Adding any new column to a fact/dimension from business perspective needs certain analysis to be done on the existing data or setup. That is one of the reasons it should be made sure that all possible situations/requirements should be thought through during the Conceptual/Logical data model phases.
Here are some of the things which you need to consider. (this will change or will have more aspects to consider based on the setup and the business requirements)
- Verify, if these two attributes need to be populated by the content of any dimensions.
- If yes,
- Create a new dimension table for the new attributes to be populated
- Populate the data with the standard attributes like the surrogate key and other required values along with the two new attributes
- If there is any possibility of a matching key between the dimension and fact, based on the key, you can populate the fact table.
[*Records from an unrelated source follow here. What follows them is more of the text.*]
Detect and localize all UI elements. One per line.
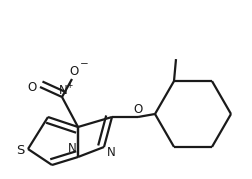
Text: N: N [68,142,76,154]
Text: O: O [69,64,79,78]
Text: N: N [59,83,67,96]
Text: S: S [16,144,24,158]
Text: +: + [66,81,72,90]
Text: N: N [107,146,115,158]
Text: O: O [27,81,37,93]
Text: O: O [133,103,143,115]
Text: −: − [80,59,88,69]
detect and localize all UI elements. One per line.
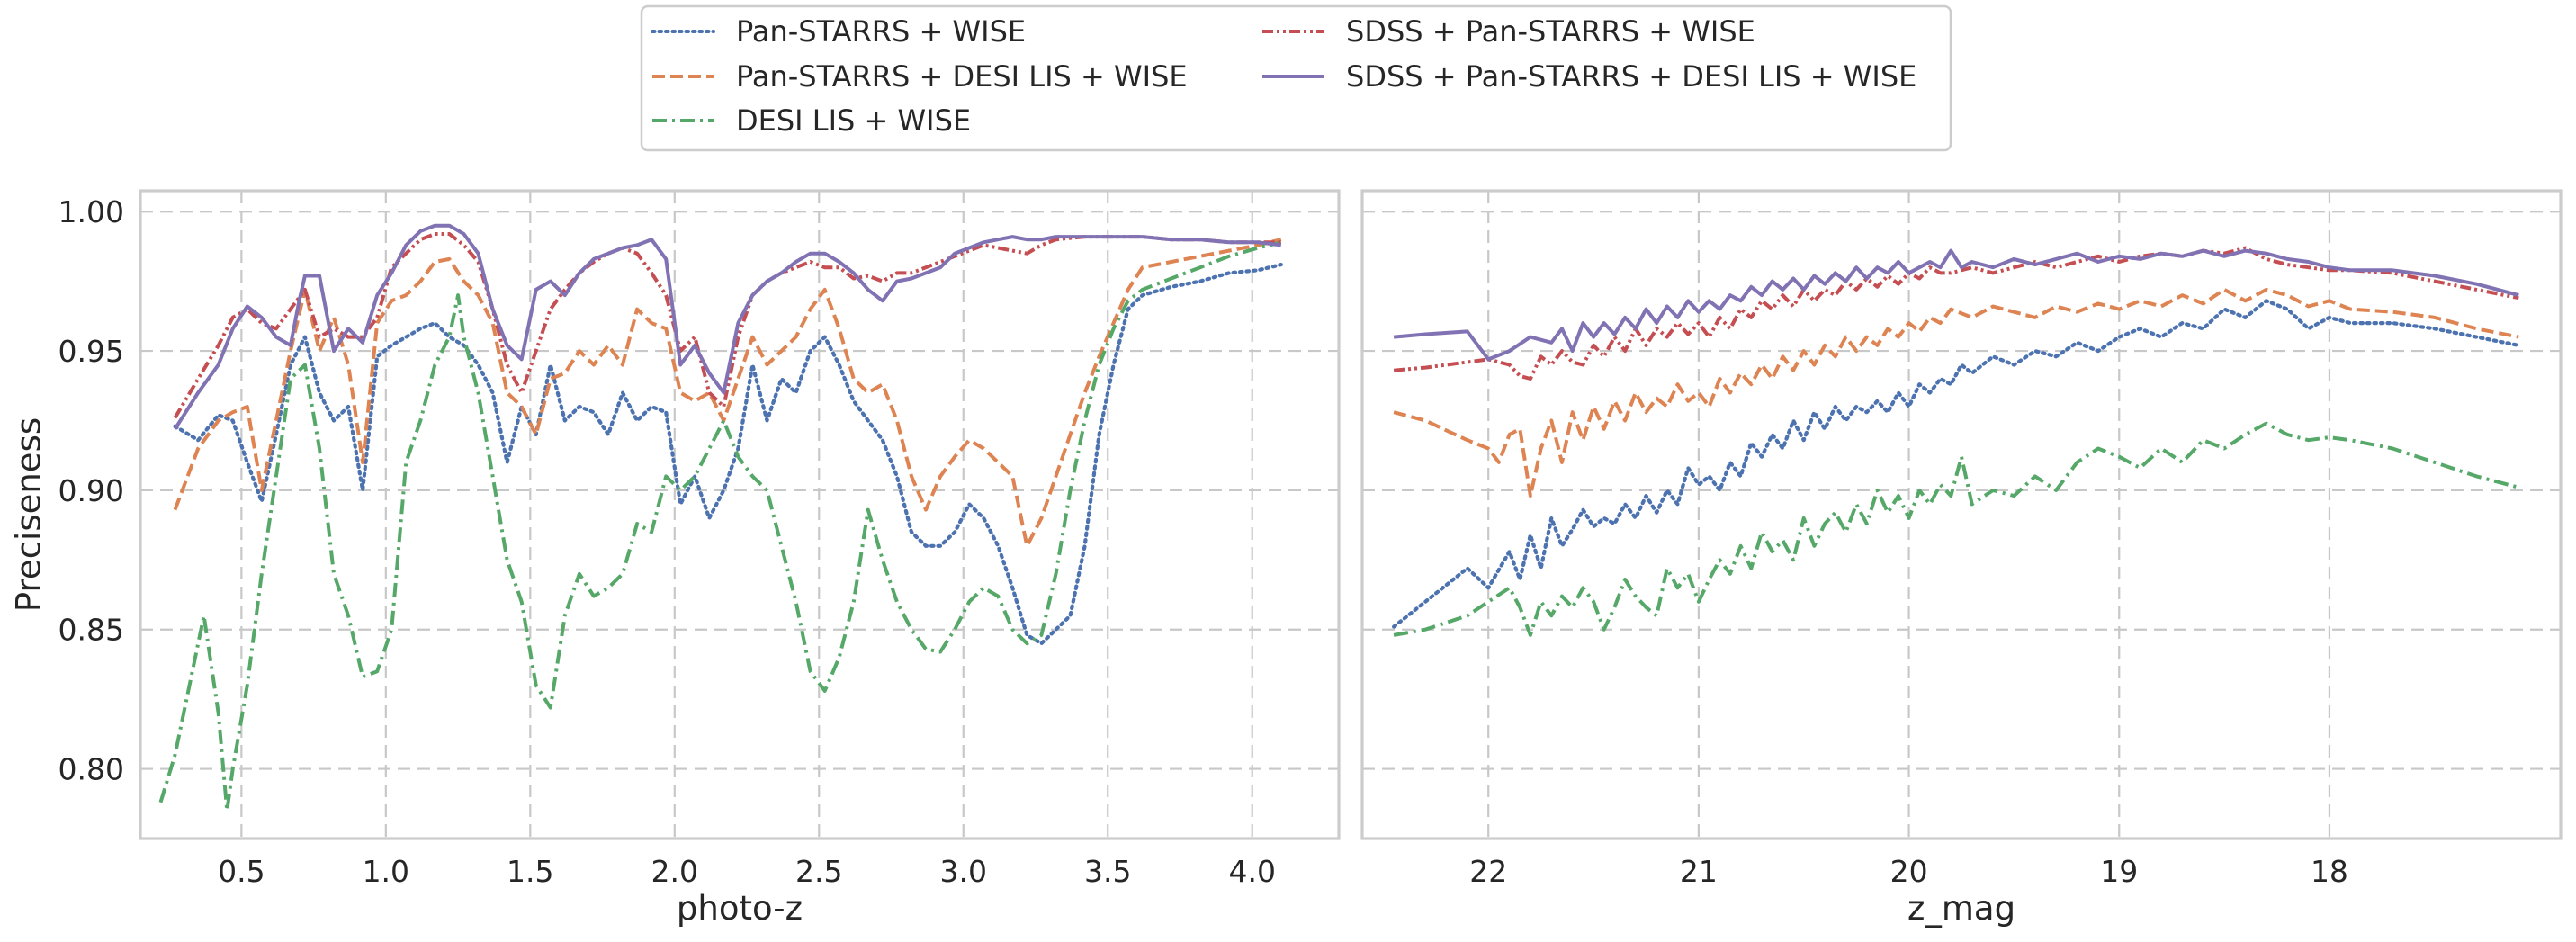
y-tick-label: 0.95	[58, 334, 124, 369]
x-tick-label: 22	[1469, 854, 1507, 889]
x-tick-label: 2.0	[651, 854, 698, 889]
axes-frame	[139, 189, 1341, 840]
legend-item: SDSS + Pan-STARRS + WISE	[1262, 14, 1755, 49]
series-line-desi-lis-wise	[1393, 421, 2519, 637]
legend: Pan-STARRS + WISE Pan-STARRS + DESI LIS +…	[640, 4, 1952, 152]
legend-label: SDSS + Pan-STARRS + WISE	[1346, 14, 1755, 49]
series-line-desi-lis-wise	[158, 240, 1282, 812]
x-tick-label: 18	[2311, 854, 2348, 889]
right-panel-z-mag: 22 21 20 19 18 z_mag	[1360, 189, 2563, 928]
legend-label: DESI LIS + WISE	[736, 103, 971, 138]
x-tick-label: 21	[1680, 854, 1718, 889]
series-line-sdss-pan-starrs-wise	[173, 232, 1281, 419]
x-tick-label: 3.0	[940, 854, 987, 889]
legend-label: SDSS + Pan-STARRS + DESI LIS + WISE	[1346, 59, 1916, 94]
x-tick-label: 0.5	[218, 854, 265, 889]
legend-item: DESI LIS + WISE	[652, 103, 971, 138]
series-group	[1392, 246, 2521, 637]
y-axis-label: Preciseness	[10, 417, 49, 612]
series-group	[158, 223, 1283, 812]
series-line-sdss-pan-starrs-wise	[1393, 246, 2519, 381]
series-line-pan-starrs-wise	[173, 263, 1283, 646]
legend-item: SDSS + Pan-STARRS + DESI LIS + WISE	[1262, 59, 1916, 94]
y-tick-label: 0.80	[58, 752, 124, 787]
y-tick-label: 1.00	[58, 194, 124, 229]
legend-label: Pan-STARRS + WISE	[736, 14, 1026, 49]
series-line-pan-starrs-desi-lis-wise	[173, 238, 1282, 548]
x-tick-label: 1.5	[507, 854, 553, 889]
x-tick-label: 1.0	[363, 854, 409, 889]
legend-item: Pan-STARRS + DESI LIS + WISE	[652, 59, 1188, 94]
x-tick-label: 20	[1890, 854, 1928, 889]
legend-item: Pan-STARRS + WISE	[651, 14, 1026, 49]
x-tick-label: 4.0	[1228, 854, 1275, 889]
x-axis-label: photo-z	[677, 889, 803, 928]
x-axis-label: z_mag	[1907, 889, 2015, 928]
series-line-sdss-pan-starrs-desi-lis-wise	[1393, 248, 2519, 362]
series-line-pan-starrs-wise	[1392, 299, 2521, 629]
y-tick-label: 0.90	[58, 473, 124, 508]
axes-frame	[1360, 189, 2563, 840]
series-line-pan-starrs-desi-lis-wise	[1393, 287, 2519, 498]
left-panel-photo-z: 0.5 1.0 1.5 2.0 2.5 3.0 3.5 4.0 0.80 0.85 0.90 0.95…	[10, 189, 1341, 928]
grid	[1362, 191, 2561, 839]
legend-label: Pan-STARRS + DESI LIS + WISE	[736, 59, 1188, 94]
x-tick-label: 2.5	[795, 854, 842, 889]
series-line-sdss-pan-starrs-desi-lis-wise	[173, 223, 1282, 430]
grid	[140, 191, 1339, 839]
x-tick-label: 3.5	[1084, 854, 1131, 889]
y-tick-label: 0.85	[58, 613, 124, 648]
x-tick-label: 19	[2100, 854, 2138, 889]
- Identify if the whole fact table should have the values to be populated for the new attributes (usually, yes) then you have write a script to back up the fact table, add the new columns, populate the values based on the matching key from dimensions.
- If no, where you do not need to populate the new columns from any dimension
- This is a situation, where you must get the content from an existing system or a legacy system and load the data.
- Based on the volumes/size of the fact table it is easy to export the data populate the new values and re-import the data. (this is a least possible fix, but this is an option too)
- The new attribute’s values should be populated based on any matching key from the legacy/existing systems for the entire table.
- *For both the cases, if there is no matching value, then you can leave it as NULL or NA or whatever is applicable for the team to understand that this is a new attribute and the data is not completely populated.
- If yes,
There are many cases, where there are placeholder attributes created for both dimensions and facts so that the new attributes can be used to populate the data via the ETL process in case there is a requirement without going thru the complete development/release cycle. The attributes are named as ‘PLACEHOLDERS’ and will be renamed whenever there is a release but there will not be a specific release only for this.
The reasons, for new attributes from dimensions to facts or only in the facts will usually be to create a new dimensional view for business analysis and reports or to slice the data for a better perspective.
Other reasons, would be to add technical/operational metadata to the tables for various status updates and operational activities like the load start time, load end time, number of records populated etc.